Significantly, the qualitative methodology of the research allowed each participant to tell his/her story and their unique experience of ADHD which has extended the breadth and depth of our understanding of Adult ADHD in Ireland which of course was the primary purpose of the study.
I must confess at this point to having a certain aversion-perhaps on reflection aversion is too strong a word- but certainly I have never been comfortable with the use of or the imposition of labels –indeed my experience to date on every level, both personally and professionally–is that labels of one sort or another have been used both within and without psychiatric/psychological circles to define the person in terms of the label with the most appalling, detrimental, restrictive and self serving results, to put it mildly.
This research however has forced me to question this long standing viewpoint/opinion and to begin to look at the possible and potential positive sides to a specific diagnosis/label of ADHD and more specifically to its transformative effect when used appropriately, in context and with appropriate supports.
Indeed, the research results show that notwithstanding that the label itself attracted some stigmatizing associations, from the participants point of view it was clearly easier to work with, giving those with the diagnosis a clearer understanding of their difficulties than the negative self-labeling that they themselves or others such as peers/parents/teachers had engaged in -such s ‘stupid’, ‘bad’ ‘bold’ or ‘lazy’.
In this regard, the description given by each participant of their unique journey in coming to a clearer understanding of their selves and the ADHD component of their lives and the impact on their self understanding and development of a diagnosis or lack of diagnosis- cries out to be read, heard, understood and acted upon.
Each unique storey contributes to our understanding of ADHD and more importantly points the way forward and positively to what is required.
Most importantly, the stories highlight in a most acute way that it is/was the ill-prepared nature of the systems, supports and structures relevant to ADHD- that is/was the critical issue rather than the condition itself.
In this regard and most regrettably, the experience of ADHD for the adults in this study when seen through the prism of- contacts with health care professionals, difficulties in obtaining a diagnosis and the use of medication- was one that undermined personal authority and the person’s ability to maximize his/her potential in life
Similarly, the participants’ negative experience at school including both their early and later educational experience as well as their employment was one that was not life enhancing.
More specifically, the characteristics of ADHD were a fundamental challenge for individuals in conventional school, higher education systems and work settings where linear thinking and rote learning were favored.
Yet on coming to terms with the condition as an underlying cause, the ADHD label provided the opportunity for a rich and insightful insight on the self and others and a basis for effective adaptation with appropriate coping strategies.

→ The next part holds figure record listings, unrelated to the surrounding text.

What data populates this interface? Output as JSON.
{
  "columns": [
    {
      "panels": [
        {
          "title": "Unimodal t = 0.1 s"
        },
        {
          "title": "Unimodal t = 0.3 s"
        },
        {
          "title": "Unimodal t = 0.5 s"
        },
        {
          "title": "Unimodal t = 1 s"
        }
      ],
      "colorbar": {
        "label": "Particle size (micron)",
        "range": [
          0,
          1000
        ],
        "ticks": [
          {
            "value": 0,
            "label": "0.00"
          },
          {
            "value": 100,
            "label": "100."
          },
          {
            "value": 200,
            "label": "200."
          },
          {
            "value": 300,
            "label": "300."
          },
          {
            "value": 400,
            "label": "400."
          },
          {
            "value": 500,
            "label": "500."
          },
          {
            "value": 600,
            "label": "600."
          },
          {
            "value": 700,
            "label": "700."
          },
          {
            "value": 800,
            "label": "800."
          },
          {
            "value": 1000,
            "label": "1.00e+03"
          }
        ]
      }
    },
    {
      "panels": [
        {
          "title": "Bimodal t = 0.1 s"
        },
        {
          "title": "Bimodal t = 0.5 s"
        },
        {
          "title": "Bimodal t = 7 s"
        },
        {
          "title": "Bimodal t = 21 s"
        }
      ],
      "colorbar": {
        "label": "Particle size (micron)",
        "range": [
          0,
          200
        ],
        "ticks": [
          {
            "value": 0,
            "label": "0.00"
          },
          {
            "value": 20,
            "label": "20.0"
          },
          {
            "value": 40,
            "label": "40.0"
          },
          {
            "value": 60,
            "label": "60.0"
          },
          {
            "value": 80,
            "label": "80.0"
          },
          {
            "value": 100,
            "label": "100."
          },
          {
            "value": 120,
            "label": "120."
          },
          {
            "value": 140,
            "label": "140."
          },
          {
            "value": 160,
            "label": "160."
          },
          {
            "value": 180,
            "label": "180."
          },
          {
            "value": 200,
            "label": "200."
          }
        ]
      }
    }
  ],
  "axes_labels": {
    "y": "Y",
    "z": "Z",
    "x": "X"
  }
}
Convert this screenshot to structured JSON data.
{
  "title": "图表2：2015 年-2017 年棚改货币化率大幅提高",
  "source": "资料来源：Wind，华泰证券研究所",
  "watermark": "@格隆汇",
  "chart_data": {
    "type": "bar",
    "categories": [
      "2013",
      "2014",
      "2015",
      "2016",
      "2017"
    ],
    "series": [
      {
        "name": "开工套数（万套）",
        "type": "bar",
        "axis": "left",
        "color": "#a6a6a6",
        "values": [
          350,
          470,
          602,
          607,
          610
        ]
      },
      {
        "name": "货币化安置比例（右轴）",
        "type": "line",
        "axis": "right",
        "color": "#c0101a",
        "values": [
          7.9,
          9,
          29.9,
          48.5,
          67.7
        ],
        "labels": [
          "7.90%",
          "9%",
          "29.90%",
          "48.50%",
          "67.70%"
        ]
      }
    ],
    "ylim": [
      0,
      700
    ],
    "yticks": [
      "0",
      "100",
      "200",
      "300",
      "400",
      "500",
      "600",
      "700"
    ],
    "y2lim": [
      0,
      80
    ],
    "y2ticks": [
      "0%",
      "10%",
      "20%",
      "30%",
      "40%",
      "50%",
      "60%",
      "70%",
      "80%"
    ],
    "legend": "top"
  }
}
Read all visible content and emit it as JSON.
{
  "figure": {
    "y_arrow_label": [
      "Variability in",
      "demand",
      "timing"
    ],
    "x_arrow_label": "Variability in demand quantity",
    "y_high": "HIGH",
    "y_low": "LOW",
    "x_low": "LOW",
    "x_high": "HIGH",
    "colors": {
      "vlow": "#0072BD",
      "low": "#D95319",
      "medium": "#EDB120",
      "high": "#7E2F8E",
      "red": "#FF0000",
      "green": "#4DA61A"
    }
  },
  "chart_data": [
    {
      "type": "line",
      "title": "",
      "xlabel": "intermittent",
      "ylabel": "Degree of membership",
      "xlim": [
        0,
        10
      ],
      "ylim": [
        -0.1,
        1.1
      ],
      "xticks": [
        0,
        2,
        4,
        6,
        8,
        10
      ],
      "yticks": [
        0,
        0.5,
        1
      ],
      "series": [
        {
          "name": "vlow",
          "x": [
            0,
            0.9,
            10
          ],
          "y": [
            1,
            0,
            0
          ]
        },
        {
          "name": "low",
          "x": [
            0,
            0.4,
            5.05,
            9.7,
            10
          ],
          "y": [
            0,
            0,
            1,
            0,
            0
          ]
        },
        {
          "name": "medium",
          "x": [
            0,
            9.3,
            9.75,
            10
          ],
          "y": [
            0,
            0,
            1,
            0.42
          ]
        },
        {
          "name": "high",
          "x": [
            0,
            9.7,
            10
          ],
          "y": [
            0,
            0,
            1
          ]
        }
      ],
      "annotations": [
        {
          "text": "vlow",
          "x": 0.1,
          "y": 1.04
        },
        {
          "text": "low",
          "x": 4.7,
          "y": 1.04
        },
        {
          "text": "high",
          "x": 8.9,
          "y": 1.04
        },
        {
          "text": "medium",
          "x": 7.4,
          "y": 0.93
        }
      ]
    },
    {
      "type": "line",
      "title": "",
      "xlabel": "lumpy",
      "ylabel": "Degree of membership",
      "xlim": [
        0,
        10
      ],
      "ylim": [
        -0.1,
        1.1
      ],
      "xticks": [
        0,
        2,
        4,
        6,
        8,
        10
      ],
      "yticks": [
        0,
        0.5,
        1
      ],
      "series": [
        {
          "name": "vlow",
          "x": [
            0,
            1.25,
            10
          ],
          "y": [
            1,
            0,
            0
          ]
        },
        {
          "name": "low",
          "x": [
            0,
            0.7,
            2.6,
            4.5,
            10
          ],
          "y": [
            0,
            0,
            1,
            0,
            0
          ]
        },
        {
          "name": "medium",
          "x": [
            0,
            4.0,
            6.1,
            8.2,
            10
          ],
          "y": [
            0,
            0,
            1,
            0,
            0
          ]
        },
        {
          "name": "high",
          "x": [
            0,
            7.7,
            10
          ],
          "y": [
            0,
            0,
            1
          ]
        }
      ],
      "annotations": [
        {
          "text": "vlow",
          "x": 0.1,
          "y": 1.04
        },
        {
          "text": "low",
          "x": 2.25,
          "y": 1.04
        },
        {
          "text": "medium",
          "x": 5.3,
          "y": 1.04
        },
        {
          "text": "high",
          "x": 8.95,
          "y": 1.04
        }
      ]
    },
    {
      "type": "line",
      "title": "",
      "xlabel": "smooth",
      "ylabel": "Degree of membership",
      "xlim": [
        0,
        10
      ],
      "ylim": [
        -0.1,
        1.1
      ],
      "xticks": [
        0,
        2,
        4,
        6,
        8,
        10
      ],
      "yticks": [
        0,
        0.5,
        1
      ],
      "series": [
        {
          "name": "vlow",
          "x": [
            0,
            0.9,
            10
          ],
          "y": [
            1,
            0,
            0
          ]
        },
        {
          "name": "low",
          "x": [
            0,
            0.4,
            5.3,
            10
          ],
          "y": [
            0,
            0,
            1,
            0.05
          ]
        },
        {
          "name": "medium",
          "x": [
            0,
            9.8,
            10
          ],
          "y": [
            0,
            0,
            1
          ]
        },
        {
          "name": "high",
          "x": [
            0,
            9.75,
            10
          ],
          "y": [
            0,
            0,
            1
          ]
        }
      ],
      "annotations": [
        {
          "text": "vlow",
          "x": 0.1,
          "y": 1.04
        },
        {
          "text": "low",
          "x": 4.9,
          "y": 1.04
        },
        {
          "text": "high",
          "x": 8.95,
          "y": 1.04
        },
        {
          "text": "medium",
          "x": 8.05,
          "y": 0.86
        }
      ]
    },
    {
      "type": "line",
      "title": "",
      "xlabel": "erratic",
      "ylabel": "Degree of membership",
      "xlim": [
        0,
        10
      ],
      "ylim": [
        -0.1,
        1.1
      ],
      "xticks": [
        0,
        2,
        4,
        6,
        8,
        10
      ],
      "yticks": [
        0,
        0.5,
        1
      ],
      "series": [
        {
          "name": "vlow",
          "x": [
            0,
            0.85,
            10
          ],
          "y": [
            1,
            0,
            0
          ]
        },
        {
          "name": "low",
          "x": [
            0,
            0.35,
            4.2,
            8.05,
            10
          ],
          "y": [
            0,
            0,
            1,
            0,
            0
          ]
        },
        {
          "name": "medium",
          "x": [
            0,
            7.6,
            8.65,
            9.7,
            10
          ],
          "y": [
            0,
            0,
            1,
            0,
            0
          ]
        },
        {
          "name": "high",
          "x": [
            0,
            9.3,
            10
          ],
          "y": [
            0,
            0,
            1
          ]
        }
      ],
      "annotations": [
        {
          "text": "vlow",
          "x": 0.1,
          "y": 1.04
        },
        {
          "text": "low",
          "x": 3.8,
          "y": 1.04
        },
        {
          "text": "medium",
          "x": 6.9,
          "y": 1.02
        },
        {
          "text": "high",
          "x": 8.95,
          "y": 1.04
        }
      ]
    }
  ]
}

Most significantly, ADHD characteristics were not inherently disabling. Indeed they brought out original and innovative perspectives.
From all perspectives therefore this is a significant piece of research which not only gives authenticity to the real experience of the participants but clearly highlights what can and should be done if we are seriously committed as a civilized society to equality of opportunity for all.
In conclusion, I am delighted to officially launch the results/report of this research and I extend a very warm congratulations to Dr Pádraig MacNeela and his team and also the 19 people who participated in the study and who showed both courage and commitment in coming to terms with ADHD.